Developments in ass kicking

In the moments before the lights in Newcomb Theater dimmed for the preview screening of Never Back Down, the new mixed martial arts film from Charlottesville native Jeff Wadlow, CC (C-VILLE’s unofficial expert on Rocky films 1-4) took stock of the audience, then settled excitedly into his seat to watch. A few other local filmmakers, among them Paul Wagner and Kevin Everson, back from New York where his film Emergency Needs is screening at the Whitney Museum of American Art’s Biennial, grabbed seats in time for an early look at Wadlow’s meditation on beatdowns.

In preparation for the film—Wadlow’s second feature, after 2005’s Cry_Wolf, which he wrote with screenwriting partner Beau Bauman and shot with the $1 million he nabbed from the Chrysler Million Dollar Film Contest—the charmingly boyish director claims that he bought hundreds of fight films.

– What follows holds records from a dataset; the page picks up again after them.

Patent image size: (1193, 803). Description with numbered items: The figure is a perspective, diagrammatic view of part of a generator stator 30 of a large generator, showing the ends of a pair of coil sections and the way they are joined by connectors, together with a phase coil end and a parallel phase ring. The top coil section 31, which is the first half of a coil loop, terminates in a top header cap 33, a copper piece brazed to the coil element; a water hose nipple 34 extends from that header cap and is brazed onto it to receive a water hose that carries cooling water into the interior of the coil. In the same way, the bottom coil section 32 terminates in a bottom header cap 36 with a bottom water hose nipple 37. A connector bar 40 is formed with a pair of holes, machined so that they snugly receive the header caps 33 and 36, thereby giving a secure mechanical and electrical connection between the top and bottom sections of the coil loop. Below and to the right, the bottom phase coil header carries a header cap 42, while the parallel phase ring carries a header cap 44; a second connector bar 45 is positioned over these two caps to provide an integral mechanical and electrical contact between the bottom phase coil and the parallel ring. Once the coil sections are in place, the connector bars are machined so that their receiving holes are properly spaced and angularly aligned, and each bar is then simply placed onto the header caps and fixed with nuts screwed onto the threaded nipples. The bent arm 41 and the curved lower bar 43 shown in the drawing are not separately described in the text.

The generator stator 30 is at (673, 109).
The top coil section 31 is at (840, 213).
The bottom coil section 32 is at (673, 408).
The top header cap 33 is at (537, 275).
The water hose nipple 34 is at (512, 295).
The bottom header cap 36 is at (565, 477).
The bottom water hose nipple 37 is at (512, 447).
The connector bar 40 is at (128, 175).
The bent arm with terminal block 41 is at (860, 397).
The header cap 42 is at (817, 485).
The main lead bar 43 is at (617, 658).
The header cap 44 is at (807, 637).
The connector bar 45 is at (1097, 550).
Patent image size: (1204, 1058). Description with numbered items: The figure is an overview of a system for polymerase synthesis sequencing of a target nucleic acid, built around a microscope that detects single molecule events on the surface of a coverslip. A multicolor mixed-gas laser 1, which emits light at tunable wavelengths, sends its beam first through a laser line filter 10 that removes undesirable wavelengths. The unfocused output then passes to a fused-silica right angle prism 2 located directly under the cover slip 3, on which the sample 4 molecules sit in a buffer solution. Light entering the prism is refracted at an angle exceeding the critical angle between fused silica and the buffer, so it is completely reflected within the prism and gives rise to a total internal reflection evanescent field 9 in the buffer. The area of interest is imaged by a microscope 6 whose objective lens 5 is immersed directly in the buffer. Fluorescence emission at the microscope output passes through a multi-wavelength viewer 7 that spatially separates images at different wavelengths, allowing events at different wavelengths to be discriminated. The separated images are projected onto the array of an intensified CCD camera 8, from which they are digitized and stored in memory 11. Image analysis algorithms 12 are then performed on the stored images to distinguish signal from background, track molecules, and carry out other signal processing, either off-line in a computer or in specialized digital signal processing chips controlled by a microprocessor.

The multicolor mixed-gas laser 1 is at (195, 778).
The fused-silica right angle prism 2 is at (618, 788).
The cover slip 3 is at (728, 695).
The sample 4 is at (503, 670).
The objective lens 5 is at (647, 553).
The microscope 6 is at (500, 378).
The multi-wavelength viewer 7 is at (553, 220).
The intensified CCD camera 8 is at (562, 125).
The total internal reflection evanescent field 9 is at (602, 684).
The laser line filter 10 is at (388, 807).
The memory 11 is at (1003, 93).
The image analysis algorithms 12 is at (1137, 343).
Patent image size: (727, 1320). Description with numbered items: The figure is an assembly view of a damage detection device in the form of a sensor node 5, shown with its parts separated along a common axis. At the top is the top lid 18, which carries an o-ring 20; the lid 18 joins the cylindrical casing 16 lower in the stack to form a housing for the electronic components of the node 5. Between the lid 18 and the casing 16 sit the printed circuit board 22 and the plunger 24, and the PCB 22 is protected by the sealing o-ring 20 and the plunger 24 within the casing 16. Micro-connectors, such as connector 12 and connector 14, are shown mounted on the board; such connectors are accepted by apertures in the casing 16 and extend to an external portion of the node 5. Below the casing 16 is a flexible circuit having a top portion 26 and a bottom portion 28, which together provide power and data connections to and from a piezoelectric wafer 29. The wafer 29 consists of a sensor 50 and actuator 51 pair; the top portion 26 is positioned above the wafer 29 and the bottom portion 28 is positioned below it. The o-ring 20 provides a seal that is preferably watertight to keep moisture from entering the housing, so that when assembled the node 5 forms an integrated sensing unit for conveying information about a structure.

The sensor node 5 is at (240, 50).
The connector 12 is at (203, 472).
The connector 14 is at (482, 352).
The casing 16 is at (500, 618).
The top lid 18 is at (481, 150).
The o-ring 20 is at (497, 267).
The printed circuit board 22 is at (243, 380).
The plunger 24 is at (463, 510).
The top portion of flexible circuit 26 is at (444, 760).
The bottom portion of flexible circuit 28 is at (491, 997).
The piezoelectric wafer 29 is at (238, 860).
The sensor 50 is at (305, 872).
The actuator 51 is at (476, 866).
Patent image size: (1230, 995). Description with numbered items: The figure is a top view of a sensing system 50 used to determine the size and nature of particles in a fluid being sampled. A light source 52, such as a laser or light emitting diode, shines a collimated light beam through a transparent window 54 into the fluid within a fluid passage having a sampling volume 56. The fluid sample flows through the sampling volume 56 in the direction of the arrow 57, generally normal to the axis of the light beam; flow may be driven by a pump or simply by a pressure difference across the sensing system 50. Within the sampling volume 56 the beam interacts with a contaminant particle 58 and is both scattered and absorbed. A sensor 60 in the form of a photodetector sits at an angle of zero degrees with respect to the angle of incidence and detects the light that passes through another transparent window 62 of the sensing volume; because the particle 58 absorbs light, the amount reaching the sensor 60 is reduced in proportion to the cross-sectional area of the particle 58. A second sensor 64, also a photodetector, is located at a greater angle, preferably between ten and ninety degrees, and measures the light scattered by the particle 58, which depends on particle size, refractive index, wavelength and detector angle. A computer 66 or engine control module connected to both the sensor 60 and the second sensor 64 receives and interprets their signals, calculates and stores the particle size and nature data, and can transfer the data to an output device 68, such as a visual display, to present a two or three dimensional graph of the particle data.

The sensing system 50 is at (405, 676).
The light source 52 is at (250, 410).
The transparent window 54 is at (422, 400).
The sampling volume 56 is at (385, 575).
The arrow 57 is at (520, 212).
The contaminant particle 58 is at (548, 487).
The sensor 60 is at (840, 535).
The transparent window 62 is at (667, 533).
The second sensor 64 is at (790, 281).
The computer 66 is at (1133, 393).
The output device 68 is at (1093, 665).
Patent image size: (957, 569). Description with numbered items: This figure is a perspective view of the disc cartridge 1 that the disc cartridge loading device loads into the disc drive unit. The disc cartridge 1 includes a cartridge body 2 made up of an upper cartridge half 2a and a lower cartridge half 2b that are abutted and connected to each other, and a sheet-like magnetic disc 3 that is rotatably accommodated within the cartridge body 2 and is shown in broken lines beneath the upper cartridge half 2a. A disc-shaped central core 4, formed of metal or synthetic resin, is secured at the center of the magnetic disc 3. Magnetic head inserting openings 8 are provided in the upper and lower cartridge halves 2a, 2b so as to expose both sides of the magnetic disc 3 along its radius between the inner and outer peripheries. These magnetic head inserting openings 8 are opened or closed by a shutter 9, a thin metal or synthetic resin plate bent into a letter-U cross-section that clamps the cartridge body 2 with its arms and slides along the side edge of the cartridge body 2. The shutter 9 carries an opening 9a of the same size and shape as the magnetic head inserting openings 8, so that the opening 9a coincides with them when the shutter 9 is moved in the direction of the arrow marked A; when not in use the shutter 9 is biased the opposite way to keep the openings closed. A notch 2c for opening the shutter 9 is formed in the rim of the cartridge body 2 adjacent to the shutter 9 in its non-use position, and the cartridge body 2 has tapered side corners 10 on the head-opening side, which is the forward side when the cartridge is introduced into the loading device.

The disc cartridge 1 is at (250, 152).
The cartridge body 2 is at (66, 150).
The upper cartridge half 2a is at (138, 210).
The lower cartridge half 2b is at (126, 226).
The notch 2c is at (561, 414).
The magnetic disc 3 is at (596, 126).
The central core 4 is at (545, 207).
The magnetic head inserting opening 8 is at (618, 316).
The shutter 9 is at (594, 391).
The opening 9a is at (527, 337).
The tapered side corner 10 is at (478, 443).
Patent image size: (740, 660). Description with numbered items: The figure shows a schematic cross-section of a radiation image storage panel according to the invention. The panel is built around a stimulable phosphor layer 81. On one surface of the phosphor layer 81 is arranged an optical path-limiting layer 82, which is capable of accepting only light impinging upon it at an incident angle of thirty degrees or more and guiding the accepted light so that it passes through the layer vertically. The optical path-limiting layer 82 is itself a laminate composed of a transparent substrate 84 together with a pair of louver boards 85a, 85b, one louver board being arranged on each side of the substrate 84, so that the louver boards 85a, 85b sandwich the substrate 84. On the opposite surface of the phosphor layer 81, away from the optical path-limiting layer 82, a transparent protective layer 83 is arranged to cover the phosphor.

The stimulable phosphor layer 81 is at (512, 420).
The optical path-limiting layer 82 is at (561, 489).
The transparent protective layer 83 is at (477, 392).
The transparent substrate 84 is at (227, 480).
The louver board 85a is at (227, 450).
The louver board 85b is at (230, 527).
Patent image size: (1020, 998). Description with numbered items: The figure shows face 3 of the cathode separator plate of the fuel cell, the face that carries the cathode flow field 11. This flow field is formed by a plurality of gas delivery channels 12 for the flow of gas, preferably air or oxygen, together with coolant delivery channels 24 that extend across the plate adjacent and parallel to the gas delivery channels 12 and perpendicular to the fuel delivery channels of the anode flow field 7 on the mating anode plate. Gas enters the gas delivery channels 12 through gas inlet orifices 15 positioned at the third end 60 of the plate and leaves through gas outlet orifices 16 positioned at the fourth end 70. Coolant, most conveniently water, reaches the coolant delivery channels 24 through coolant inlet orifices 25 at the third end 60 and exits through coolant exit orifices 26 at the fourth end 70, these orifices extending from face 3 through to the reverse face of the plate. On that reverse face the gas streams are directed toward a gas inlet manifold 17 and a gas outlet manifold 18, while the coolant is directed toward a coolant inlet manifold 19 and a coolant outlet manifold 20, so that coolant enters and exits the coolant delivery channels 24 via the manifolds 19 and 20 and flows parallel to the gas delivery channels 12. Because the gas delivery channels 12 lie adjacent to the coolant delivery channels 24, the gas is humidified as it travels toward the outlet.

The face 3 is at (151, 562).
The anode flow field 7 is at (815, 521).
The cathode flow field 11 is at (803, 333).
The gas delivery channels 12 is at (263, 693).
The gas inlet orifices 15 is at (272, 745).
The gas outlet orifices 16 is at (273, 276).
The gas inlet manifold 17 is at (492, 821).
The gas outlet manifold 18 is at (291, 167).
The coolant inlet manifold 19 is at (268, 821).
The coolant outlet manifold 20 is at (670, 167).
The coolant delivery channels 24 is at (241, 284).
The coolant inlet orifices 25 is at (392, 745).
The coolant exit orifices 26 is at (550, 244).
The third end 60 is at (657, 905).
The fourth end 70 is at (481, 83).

For better or worse, it shows; Wadlow’s film sags in the dialogue department (send complaints to screenwriter Chris Hauty) but lurches violently into five battle scenes and two (inadvertently hilarious) training montages during which inarticulate actors that resemble “Real World” cast members jacked on Red Bull and HGH wail on each other. (Each knock-down and drag-out is captured on iPhone or BlackBerry and uploaded to the Internet, which provides a nice spin on the senseless beating genre.)

The trailer for Never Back Down.

More interesting than the sweaty, YouTube-inspired grunt-fest, however, are Curt’s theories about Wadlow’s next projects. The director mentioned after the screening that, during the time leading up to the creation of Never Back Down, he wrote two screenplays with Bauman, which suggests to CC that Wadlow might’ve knocked out Back Down as a quick route to cash to produce his flicks. And a quick search for Wadlow’s “In Production” films on the Internet Movie Database reveals one of his scripts, for an election year bank heist film called Hail to the Thief, tied to a production company called Tower of Babble Entertainment (www.towerofb.com), which bears the name of Wadlow’s award-winning short film. Sounds like a good company name to Curt—Wadlow could use a little more yap, a little less slap.